Una situazione che è oramai degenerata e che vede addirittura la Lombardia assicurarsi un non incoraggiante quarto posto, dietro Sicilia, Calabria e Campania, nella classifica delle regioni italiane con la presenza di un più alto tasso di criminalità organizzata.
Il lavoro giornalistico qui riportato non è il frutto di fantomatici voli pindarici ma la giusta e onesta , anche da un punto di vista professionale, elaborazione di dati, inchieste, relazioni di magistrati e delle commissioni nazionali antimafia succedutesi in questi anni che alla sola lettura dovrebbero far rabbrividire il lettore. Ma si sa nel Paese di Biutiful Cauntri dove la corrotta classe politica, già da tempo rinviata a giudizio, continua a stipulare compromessi storici e a dispensare prebende alle proprie clientele politiche, pur di non pagare le proprie pendenze alla giustizia, non possiamo aspettarci altro che tanta indifferenza quando ad emergere dall’attenta ed equilibrata penna di un giornalista è la dura, nuda e cruda verità.

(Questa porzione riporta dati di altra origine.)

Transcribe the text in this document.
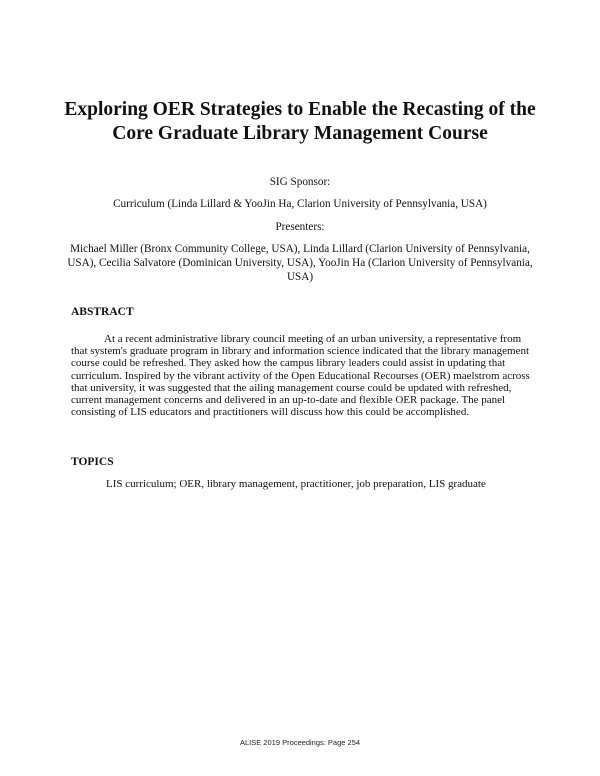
Exploring OER Strategies to Enable the Recasting of the Core Graduate Library Management Course

SIG Sponsor:

Curriculum (Linda Lillard & YooJin Ha, Clarion University of Pennsylvania, USA)

Presenters:

Michael Miller (Bronx Community College, USA), Linda Lillard (Clarion University of Pennsylvania, USA), Cecilia Salvatore (Dominican University, USA), YooJin Ha (Clarion University of Pennsylvania, USA)

ABSTRACT

At a recent administrative library council meeting of an urban university, a representative from that system's graduate program in library and information science indicated that the library management course could be refreshed. They asked how the campus library leaders could assist in updating that curriculum. Inspired by the vibrant activity of the Open Educational Recourses (OER) maelstrom across that university, it was suggested that the ailing management course could be updated with refreshed, current management concerns and delivered in an up-to-date and flexible OER package. The panel consisting of LIS educators and practitioners will discuss how this could be accomplished.

TOPICS

LIS curriculum; OER, library management, practitioner, job preparation, LIS graduate

ALISE 2019 Proceedings: Page 254
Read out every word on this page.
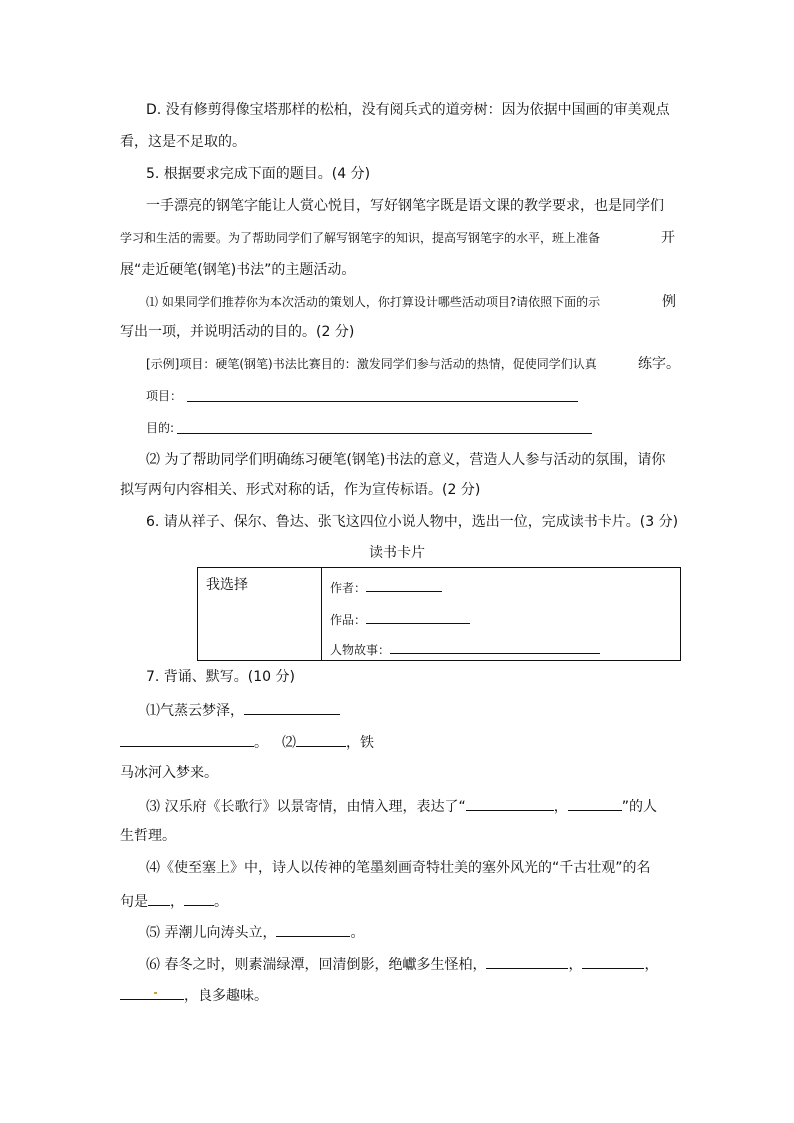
D. 没有修剪得像宝塔那样的松柏，没有阅兵式的道旁树：因为依据中国画的审美观点
看，这是不足取的。
5. 根据要求完成下面的题目。(4 分)
一手漂亮的钢笔字能让人赏心悦目，写好钢笔字既是语文课的教学要求，也是同学们
学习和生活的需要。为了帮助同学们了解写钢笔字的知识，提高写钢笔字的水平，班上准备	开
展“走近硬笔(钢笔)书法”的主题活动。
⑴ 如果同学们推荐你为本次活动的策划人，你打算设计哪些活动项目?请依照下面的示	例
写出一项，并说明活动的目的。(2 分)
[示例]项目：硬笔(钢笔)书法比赛目的：激发同学们参与活动的热情，促使同学们认真	练字。
项目：
目的:
⑵ 为了帮助同学们明确练习硬笔(钢笔)书法的意义，营造人人参与活动的氛围，请你
拟写两句内容相关、形式对称的话，作为宣传标语。(2 分)
6. 请从祥子、保尔、鲁达、张飞这四位小说人物中，选出一位，完成读书卡片。(3 分)
读书卡片
我选择	作者：
作品：
人物故事：
7. 背诵、默写。(10 分)
⑴气蒸云梦泽，
。 ⑵	，铁
马冰河入梦来。
⑶ 汉乐府《长歌行》以景寄情，由情入理，表达了“	，	”的人
生哲理。
⑷《使至塞上》中，诗人以传神的笔墨刻画奇特壮美的塞外风光的“千古壮观”的名
句是 ， 。
⑸ 弄潮儿向涛头立，	。
⑹ 春冬之时，则素湍绿潭，回清倒影，绝巘多生怪柏，	，	，
，良多趣味。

Ciò che convince di questo lungo ma attento lavoro è proprio la capacità di analisi di ciò che accade nel diverse aree geografiche del Paese fino a quella più dettagliata, e qui si raggiunge la seconda parte del volume, quando la lente di ingrandimento viene posta su quei comuni dove corruzione, infiltrazione e per farla breve i patti tra la mala politica e la criminalità organizzata hanno rappresentato l’unico vero statuto che sia stato rispettato.
Un libro che meriterebbe un’attenzione ben diversa da quella che ad esso possono riservare delle semplici recensioni ma, e questo è triste, scriverlo, nell’Italia del dopo Gomorra sembra che nulla meriti un’attenzione maggiore.